In a letter to The Times newspaper, Gareth Thomas (pictured), Labour MP for Harrow West and Conservative MP for Wycombe Steve Baker have outlined the proposal which they say will remedy the current shortcomings of BBC governance.
“The BBC Trust is accountable to no one, really,” say the MPs.
“For the BBC to succeed it must have a governance structure that is fit for purpose. Yet it is plagued by two problems which none of the options under consideration by ministers and the culture select committee will fix: an ownership deficit and an accountability gap.”
Speculation has been rife as to what system will replace the current BBC Trust model, which has been under fire in light of the Jimmy Saville and Lord McAlpine scandals, as well as outrage at excessive salaries and severance payments to BBC employees.
A key report, carried out by David Clementi, a former chairman of Prudential, which forms part of the government’s review of the BBC’s royal charter, said the principle of the BBC governing itself through the BBC Trust is no longer feasible.
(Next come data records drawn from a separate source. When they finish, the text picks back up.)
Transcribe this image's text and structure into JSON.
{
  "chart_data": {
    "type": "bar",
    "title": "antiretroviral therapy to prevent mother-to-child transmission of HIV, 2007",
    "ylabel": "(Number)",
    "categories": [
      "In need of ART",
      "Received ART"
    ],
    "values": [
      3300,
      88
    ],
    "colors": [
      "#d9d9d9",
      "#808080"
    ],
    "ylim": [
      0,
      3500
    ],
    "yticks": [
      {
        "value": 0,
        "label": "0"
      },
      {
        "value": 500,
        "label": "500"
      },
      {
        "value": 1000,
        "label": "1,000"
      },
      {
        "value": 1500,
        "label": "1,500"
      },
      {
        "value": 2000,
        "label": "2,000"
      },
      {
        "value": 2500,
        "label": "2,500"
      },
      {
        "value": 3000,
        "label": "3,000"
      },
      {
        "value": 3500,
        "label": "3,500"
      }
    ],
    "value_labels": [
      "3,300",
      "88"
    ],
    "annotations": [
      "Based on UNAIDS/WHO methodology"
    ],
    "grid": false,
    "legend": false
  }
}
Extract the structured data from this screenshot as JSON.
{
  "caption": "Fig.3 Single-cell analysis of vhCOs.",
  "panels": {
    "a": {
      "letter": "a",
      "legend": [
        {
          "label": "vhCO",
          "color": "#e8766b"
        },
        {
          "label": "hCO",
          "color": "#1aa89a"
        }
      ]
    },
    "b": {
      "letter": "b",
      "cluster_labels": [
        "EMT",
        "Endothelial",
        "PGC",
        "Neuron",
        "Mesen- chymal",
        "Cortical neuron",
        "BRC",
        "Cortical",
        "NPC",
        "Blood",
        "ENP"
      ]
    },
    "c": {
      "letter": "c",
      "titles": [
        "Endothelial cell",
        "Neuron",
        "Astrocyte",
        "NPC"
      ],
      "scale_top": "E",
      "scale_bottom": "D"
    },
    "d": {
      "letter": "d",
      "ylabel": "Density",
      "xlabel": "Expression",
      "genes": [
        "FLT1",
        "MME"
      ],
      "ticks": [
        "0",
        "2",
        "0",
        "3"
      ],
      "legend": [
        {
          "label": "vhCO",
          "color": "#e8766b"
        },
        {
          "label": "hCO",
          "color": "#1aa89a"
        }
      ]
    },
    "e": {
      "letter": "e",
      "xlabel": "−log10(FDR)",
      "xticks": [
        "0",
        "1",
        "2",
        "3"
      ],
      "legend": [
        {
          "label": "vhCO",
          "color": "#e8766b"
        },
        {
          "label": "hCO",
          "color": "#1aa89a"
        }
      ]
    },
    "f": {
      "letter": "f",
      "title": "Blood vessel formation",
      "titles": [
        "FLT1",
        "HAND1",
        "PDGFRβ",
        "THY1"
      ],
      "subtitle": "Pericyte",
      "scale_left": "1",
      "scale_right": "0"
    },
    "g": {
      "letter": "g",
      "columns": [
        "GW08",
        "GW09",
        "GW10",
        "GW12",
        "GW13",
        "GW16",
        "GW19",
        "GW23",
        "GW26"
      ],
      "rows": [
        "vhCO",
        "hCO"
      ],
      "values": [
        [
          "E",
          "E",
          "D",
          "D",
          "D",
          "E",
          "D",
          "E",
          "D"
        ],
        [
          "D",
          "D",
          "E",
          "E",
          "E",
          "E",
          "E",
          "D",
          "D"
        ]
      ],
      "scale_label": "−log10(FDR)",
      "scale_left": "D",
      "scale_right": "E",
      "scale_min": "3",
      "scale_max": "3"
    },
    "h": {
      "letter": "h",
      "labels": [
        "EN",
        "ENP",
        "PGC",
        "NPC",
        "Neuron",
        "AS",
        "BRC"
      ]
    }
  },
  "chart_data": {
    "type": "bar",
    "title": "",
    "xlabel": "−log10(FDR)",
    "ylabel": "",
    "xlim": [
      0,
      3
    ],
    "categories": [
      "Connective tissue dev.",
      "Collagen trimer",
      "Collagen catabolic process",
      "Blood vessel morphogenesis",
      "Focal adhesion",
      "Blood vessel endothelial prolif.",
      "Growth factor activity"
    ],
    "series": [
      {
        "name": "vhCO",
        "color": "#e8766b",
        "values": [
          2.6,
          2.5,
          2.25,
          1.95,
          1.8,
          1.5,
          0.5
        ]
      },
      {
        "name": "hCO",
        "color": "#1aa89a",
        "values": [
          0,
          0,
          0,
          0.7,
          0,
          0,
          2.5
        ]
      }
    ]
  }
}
The report said it should be replaced by a unitary board, half of whose members should be appointed by the government, which should oversee the responsibility for the interests of licence fee payers on a day-to-day basis while Ofcom should be given regulatory oversight.
But the MPs argue such a system would not fix “an ownership deficit and an accountability gap” which undermines BBC governance.
The MPs believes a more radical and effective solution would be for the BBC to be mutualised, which they argue will “lend new legitimacy” to the corporation
A mutual has members who collectively own the business as well as being its customers, as opposed to being outside investors.
The MPs said: “This would mean TV licence holders becoming members and owners of the BBC, thus solving the ownership deficit. These members would elect representatives to hold the executive management to account.
“Thorny issues such as executive remuneration and tough decisions about the prioritisation of constrained resources would be decided at an open AGM open too all to attend in person or online.
“This would solve the accountability gap and would be a powerful bulwark against political interference.”